Members of the Ibile Drummers will introduce the Festival Queens, Nefertiti, Tiye, Ethiopia’s Candaces, Nzhinga, Hatshepsut, and Makeda. A couple of these names may be familiar to history students—Hatshepsut ruled as ancient Egypt’s most powerful female Pharaoh, and Makeda is otherwise known as the Queen of Sheba.
Following the ceremonial greeting of the queens, the festival gets underway with African drumming and dancing, performances by Dreamworks Dance Studio, the Crestwood High School Band, poet William Nesmith, and dancers representing the Thai and Filipino cultures. And because a festival is just not a festival without foods to try and things to buy, there will also be handmade African dolls, traditional African attire, and several food vendors—one featuring authentic Gullah dishes. Among the exhibitors will be the South Carolina State Museum. Participants will even provide dance lessons and an opportunity to learn a few words of Swahili!
Admission to the festival is free; refreshments will be for sale—and be sure to bring a lawn chair, as there will be plenty to watch! Mt. Pisgah AME Church is located at 217 West Bartlette Street. For more information, please call Ms. Natalie Williams at (803) 406-0832.
No time to settle after this event, because the following weekend will be the annual Festival on the Avenue, held on Manning Avenue in South Sumter. From April 11-13, there will be a golf tournament, Living Museum, a large parade, and “A Taste of Soul on the Avenue,” along with live music (jazz, soul, and gospel), lots of food, crafts, merchandise, and educational exhibits for the entire family. Admission is free. For more info, please call (803) 436-2276, (803) 775-4032 or check it out online.
There. Now you can rest for a moment (actually, a couple of weeks!) before the action starts again with “The Black Cowboy: Man or Myth?” African-American Cultural Festival at Greenfield Farms in Rembert. Sponsored by the Black Cultural Enlightment Society, this year’s event will run from May 2 to May 5. The 16th annual tribute to the untold story of those men who helped settle America’s western frontier will feature workshops (including showing how to prepare cracklins or make your own soap), seminars, farrier and blacksmithing demonstrations, storytelling, and a documentary screening. But aside from the fascinating educational opportunities, there’s also a lot of pure fun to be had, including a fish fry, Cowboy Breakfast, trail ride, line dancing, and a Western Dinner and Dance on Friday, May 3 from 7 p.m. until 1 a.m. Horse shows, arts and crafts, music, African drums and dance, food (including chitlins, greens, cornbread, and sweet potato pie), kids’ entertainment and more will round out the offerings.

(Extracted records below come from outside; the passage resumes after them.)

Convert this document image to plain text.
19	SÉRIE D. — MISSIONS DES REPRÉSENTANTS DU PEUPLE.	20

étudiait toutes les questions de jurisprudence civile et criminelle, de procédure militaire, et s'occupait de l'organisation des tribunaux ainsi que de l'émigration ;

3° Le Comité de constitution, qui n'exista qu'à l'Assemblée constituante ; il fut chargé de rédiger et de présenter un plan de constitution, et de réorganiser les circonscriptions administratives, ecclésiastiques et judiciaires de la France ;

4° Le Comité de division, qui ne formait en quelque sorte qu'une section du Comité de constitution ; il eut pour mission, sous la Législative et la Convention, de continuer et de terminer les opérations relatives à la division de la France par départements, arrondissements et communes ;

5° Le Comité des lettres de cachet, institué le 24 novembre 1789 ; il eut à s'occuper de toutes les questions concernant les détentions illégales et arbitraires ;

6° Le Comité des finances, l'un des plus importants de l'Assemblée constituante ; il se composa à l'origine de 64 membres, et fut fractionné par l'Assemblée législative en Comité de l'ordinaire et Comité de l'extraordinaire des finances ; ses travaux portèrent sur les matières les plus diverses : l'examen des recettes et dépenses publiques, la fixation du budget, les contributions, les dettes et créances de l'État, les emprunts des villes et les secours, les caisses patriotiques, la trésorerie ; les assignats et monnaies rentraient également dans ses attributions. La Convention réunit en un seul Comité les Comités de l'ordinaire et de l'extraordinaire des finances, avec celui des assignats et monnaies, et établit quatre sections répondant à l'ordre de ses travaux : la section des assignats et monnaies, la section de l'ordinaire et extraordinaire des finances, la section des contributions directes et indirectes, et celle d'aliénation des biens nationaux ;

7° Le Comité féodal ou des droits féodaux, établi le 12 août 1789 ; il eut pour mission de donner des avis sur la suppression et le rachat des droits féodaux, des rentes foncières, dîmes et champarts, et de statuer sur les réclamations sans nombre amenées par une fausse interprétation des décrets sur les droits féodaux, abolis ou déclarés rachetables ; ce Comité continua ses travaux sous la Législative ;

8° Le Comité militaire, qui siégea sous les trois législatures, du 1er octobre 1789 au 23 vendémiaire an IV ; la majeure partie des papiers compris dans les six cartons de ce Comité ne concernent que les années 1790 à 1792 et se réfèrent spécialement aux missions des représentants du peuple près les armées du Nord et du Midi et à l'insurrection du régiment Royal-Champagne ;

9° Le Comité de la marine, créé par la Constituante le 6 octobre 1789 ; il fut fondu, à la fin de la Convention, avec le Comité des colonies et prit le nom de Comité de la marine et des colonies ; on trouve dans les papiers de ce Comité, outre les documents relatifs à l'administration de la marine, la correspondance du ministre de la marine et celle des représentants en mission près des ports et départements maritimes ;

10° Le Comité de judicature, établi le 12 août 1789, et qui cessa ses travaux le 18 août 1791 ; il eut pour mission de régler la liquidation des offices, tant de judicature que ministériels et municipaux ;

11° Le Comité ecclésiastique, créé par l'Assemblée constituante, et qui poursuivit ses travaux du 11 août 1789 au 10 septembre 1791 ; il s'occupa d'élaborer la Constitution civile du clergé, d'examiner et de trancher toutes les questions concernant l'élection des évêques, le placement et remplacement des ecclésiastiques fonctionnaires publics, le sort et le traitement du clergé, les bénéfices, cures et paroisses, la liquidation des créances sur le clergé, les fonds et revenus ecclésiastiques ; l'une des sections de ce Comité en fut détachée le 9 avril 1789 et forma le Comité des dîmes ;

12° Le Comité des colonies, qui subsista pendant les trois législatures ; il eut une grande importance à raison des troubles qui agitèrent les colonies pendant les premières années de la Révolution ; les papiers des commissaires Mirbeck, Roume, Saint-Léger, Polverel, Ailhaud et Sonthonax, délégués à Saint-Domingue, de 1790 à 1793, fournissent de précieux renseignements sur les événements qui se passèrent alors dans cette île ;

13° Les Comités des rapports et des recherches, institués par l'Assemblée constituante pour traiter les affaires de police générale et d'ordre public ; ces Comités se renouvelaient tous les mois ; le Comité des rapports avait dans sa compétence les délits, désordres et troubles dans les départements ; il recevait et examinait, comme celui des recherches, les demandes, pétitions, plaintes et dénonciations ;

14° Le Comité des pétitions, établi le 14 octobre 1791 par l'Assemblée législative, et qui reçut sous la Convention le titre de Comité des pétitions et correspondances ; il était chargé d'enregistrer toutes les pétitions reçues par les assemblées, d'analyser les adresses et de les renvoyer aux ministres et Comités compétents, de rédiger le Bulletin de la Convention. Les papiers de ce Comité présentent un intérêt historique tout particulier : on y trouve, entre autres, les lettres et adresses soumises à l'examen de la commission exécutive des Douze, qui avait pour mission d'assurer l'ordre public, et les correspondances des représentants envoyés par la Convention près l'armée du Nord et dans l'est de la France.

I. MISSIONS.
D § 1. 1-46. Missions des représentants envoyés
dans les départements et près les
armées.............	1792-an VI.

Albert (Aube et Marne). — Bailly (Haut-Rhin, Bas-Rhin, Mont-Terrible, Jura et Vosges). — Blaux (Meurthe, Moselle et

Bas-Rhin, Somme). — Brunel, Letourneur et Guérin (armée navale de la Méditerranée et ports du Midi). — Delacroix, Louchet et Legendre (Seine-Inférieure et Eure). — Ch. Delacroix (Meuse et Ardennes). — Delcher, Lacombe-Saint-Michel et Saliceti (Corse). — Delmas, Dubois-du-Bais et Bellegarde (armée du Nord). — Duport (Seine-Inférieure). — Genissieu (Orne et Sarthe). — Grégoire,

Greenfield Farms is located at 4585 Spencer Road in Rembert, SC, 29128. Admission for adults begins at $15; tickets may be purchased online here. Campers are welcome. Get more info online, call (803) 499-9658, or e-mail firstname.lastname@example.org.
Sumter has always had the good fortune of being uniquely diverse, especially for a Southern town that began with its roots in the soil and the railroads. Join in the fun as we celebrate the cosmopolitan community that we are today!